Ia memilih menjadi pemasok makanan ringan dengan mengambil barang dari pasar kemudian dijual ke warung-warung.
“Saat itu sudah kelas 1 SD. Kalau di rumah ada stok barang, saya suka bawa chiki dan permen ke sekolah. Lalu saya jualan di sana dan margin keuntungannya buat saya,” jelas Hengky.
Selain makanan ringan dan permen, Hengky Kurniawan juga berjualan es sirup. Es itu ia buat bersama kakak-kakaknya dan dijual di sekolah hingga kelas 6 SD.
Untuk menambah pemasukan, Hengky Kurniawan menjadi pemulung, namun, bukan pemulung keliling.
“Rumah saya dekat Gedung Pemuda, gedung serbaguna yang besar. Dalam seminggu suka ada tiga kali acara. Apalagi pas weekend banyak orang berada menikah di sana,” ucapnya.
Sampah yang dikumpulkan Hengky seperti kardus dan gelas air mineral. Kemudian, sampah itu dijual Hengky Kurniawan.
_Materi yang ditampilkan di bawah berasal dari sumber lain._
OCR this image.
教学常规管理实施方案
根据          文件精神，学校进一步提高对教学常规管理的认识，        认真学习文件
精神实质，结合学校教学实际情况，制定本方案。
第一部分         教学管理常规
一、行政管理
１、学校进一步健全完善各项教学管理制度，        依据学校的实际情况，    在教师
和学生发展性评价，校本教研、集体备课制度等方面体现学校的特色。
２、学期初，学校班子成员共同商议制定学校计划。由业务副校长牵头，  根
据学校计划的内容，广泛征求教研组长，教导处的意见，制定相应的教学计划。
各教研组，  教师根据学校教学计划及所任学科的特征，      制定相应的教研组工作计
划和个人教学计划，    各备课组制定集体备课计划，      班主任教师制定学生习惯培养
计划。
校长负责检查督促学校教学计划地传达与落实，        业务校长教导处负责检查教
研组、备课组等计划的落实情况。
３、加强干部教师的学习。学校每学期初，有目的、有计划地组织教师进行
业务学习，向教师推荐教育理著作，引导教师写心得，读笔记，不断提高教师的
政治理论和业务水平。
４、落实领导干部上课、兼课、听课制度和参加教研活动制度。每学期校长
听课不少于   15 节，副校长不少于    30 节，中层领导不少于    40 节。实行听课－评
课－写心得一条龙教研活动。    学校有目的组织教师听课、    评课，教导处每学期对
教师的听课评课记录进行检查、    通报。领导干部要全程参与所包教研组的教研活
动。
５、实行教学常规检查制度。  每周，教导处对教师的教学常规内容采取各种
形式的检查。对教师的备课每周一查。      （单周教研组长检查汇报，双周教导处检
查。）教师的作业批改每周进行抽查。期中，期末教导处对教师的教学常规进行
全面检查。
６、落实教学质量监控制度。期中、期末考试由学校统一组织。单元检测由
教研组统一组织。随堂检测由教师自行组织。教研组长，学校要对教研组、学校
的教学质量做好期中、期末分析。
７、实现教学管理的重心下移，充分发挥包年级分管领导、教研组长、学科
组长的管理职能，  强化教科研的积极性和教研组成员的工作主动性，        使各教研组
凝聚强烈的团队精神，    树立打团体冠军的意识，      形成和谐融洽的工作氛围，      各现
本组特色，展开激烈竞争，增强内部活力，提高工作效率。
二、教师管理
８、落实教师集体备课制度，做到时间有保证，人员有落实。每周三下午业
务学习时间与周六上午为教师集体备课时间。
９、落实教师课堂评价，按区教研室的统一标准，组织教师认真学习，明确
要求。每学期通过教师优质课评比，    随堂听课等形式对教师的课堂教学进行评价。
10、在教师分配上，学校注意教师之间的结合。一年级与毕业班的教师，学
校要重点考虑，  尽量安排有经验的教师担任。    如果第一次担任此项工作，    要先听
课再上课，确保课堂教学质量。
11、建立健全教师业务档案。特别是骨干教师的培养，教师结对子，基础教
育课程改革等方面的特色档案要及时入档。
Memasuki SMA, pekerjaan Hengky bertambah seiring bisnis barunya sang ayah menjadi agen oli motor. Sehari-hari ia mengendarai pikap untuk memasukkan oli ke warung-warung.
Dus oli itu tidak diturunkan di warung, tapi dikumpulkan Hengky dan dijual. Hasilnya sekitar Rp 150.000 per bulan, uang yang cukup besar di tahun 1998.
Ia pun meneruskan sekolah dengan mengmabil kuliah jurusan politik dengan uang hasil penjualan kardus.
Hingga suatu hari di tahun 2002, saat ia mengantarkan pacarnya untuk casting , Hengky pun diminta sekalian untuk ikut casting.